The midsize Suzuki Kizashi sports sedan looks, feels and drives like a more expensive car than its price would suggest. The interior is not only comfortable and attractive, but the instrument panel is nicely styled and has a pleasing combination of textures and brushed silver accents. The panel gaps are tight and the center stack controls are laid out in a symmetrical design that looks sharp and is easy to use.
The Kizashi is available with front-wheel or all-wheel drive, in S, SE, GTS and SLS trim levels.
The test car was an all-wheel-drive SE with a sticker price of $21,754. The SE price compares favorably with that of the Nissan
Altima and Honda Accord, although neither of those cars has eight airbags or standard dual-zone climate control.
The SE has 17-inch alloy wheels, a 10-way power driver’s seat with three memory positions, and a leather-wrapped steering wheel with fingertip controls for audio and cruise control. Convenience items include keyless ignition, a seven-speaker audio system, tilt and telescoping steering wheel, split-folding rear seat and power windows and locks.

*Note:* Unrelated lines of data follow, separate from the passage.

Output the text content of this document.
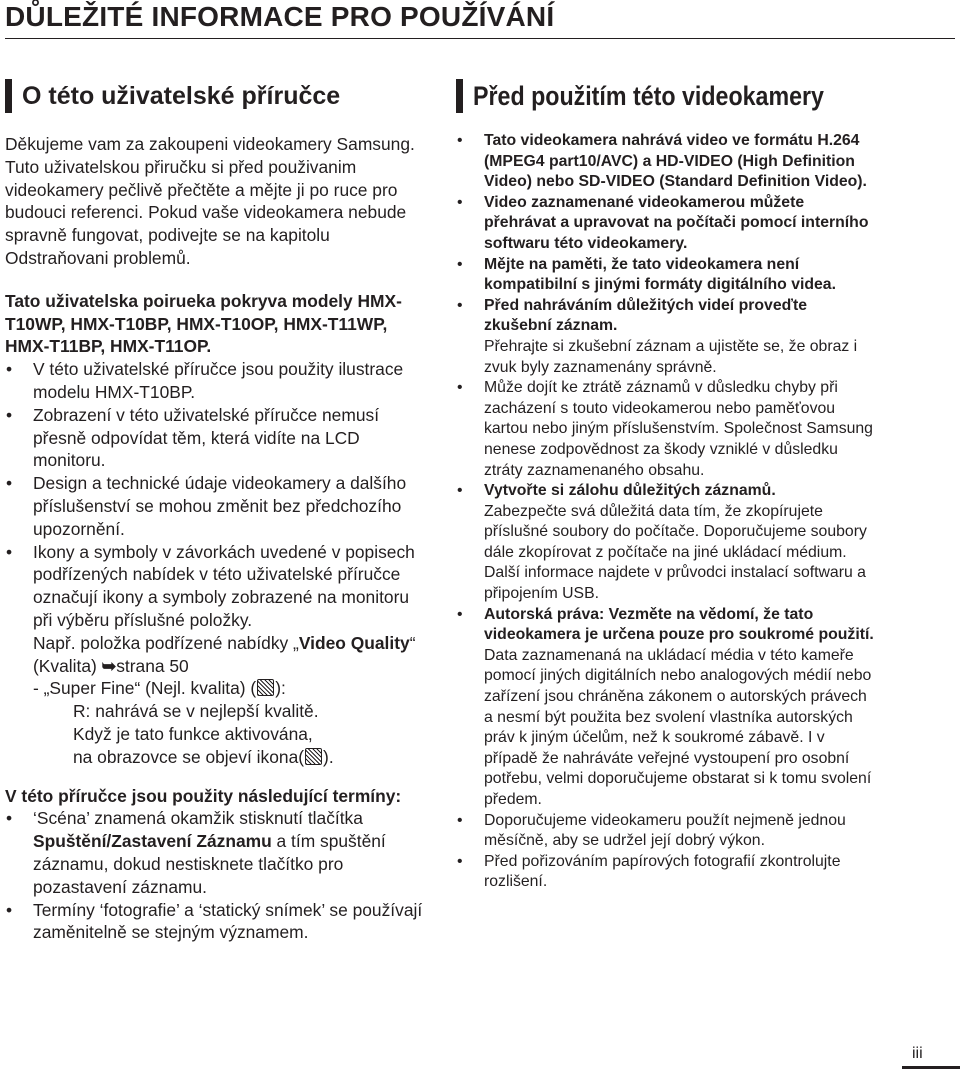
DŮLEŽITÉ INFORMACE PRO POUŽÍVÁNÍ
O této uživatelské příručce

Děkujeme vam za zakoupeni videokamery Samsung. Tuto uživatelskou přiručku si před použivanim videokamery pečlivě přečtěte a mějte ji po ruce pro budouci referenci. Pokud vaše videokamera nebude spravně fungovat, podivejte se na kapitolu Odstraňovani problemů.

Tato uživatelska poirueka pokryva modely HMX-T10WP, HMX-T10BP, HMX-T10OP, HMX-T11WP, HMX-T11BP, HMX-T11OP.

• V této uživatelské příručce jsou použity ilustrace modelu HMX-T10BP.
• Zobrazení v této uživatelské příručce nemusí přesně odpovídat těm, která vidíte na LCD monitoru.
• Design a technické údaje videokamery a dalšího příslušenství se mohou změnit bez předchozího upozornění.
• Ikony a symboly v závorkách uvedené v popisech podřízených nabídek v této uživatelské příručce označují ikony a symboly zobrazené na monitoru při výběru příslušné položky.

Např. položka podřízené nabídky „Video Quality“ (Kvalita) ➥strana 50

- „Super Fine“ (Nejl. kvalita) ( ):

R: nahrává se v nejlepší kvalitě.

Když je tato funkce aktivována,

na obrazovce se objeví ikona( ).

V této příručce jsou použity následující termíny:

• ‘Scéna’ znamená okamžik stisknutí tlačítka Spuštění/Zastavení Záznamu a tím spuštění záznamu, dokud nestisknete tlačítko pro pozastavení záznamu.
• Termíny ‘fotografie’ a ‘statický snímek’ se používají zaměnitelně se stejným významem.
Před použitím této videokamery
• Tato videokamera nahrává video ve formátu H.264 (MPEG4 part10/AVC) a HD-VIDEO (High Definition Video) nebo SD-VIDEO (Standard Definition Video).
• Video zaznamenané videokamerou můžete přehrávat a upravovat na počítači pomocí interního softwaru této videokamery.
• Mějte na paměti, že tato videokamera není kompatibilní s jinými formáty digitálního videa.
• Před nahráváním důležitých videí proveďte zkušební záznam.
Přehrajte si zkušební záznam a ujistěte se, že obraz i zvuk byly zaznamenány správně.
• Může dojít ke ztrátě záznamů v důsledku chyby při zacházení s touto videokamerou nebo paměťovou kartou nebo jiným příslušenstvím. Společnost Samsung nenese zodpovědnost za škody vzniklé v důsledku ztráty zaznamenaného obsahu.
• Vytvořte si zálohu důležitých záznamů.
Zabezpečte svá důležitá data tím, že zkopírujete příslušné soubory do počítače. Doporučujeme soubory dále zkopírovat z počítače na jiné ukládací médium. Další informace najdete v průvodci instalací softwaru a připojením USB.
• Autorská práva: Vezměte na vědomí, že tato videokamera je určena pouze pro soukromé použití.
Data zaznamenaná na ukládací média v této kameře pomocí jiných digitálních nebo analogových médií nebo zařízení jsou chráněna zákonem o autorských právech a nesmí být použita bez svolení vlastníka autorských práv k jiným účelům, než k soukromé zábavě. I v případě že nahráváte veřejné vystoupení pro osobní potřebu, velmi doporučujeme obstarat si k tomu svolení předem.
• Doporučujeme videokameru použít nejmeně jednou měsíčně, aby se udržel její dobrý výkon.
• Před pořizováním papírových fotografií zkontrolujte rozlišení.
iii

The GTS comes with either a six-speed manual or a continuously variable transmission (CVT) with paddle shifters, an upgraded stereo, Bluetooth connectivity and 18-inch wheels. The top SLS has heated leather seats, heated outside mirrors, parking sensors and a HomeLink garage-door opener. The optional leather seats have French stitching and three-stage heating. Suzuki press materials describe the Kizashi as the antithesis of a boring, midsize sedan, and they’re right. The name, pronounced kee-zah-shee, is a Japanese word that means something great is coming. The production car was spawned from a series of concept cars introduced over the last two years. The Kizashi is designed for the enthusiast driver, and the distinctly European ride is solid and tight without being harsh. Suzuki said the suspension was tuned on the roads of Europe and the famous Nurburgring racetrack in Germany. Antilock brakes, traction control and electronic stability control are all standard.
The 2.4-liter, 180-horsepower four-cylinder engine, with aluminum block and heads, delivers lively performance. Transmission choices include a six-speed manual or a CVT. The test car was equipped with the CVT, and it has a unique feel because it doesn’t change gears like a normal automatic transmission. The CVT steps away from a stop with reasonable vigor, but the six-speed manual is the best choice for maximum acceleration. The engine gains 5 horsepower when paired with the manual transmission.
Fuel economy is estimated to be 23 mpg in the city and 30 on the highway. All-wheel drive is activated by a button on the instrument panel, so that means the car spends most of the time in front-wheel drive mode where fuel economy is better. The virtue of having all-wheel drive for inclement weather is a terrific selling point for folks living where heavy rain and snow are common.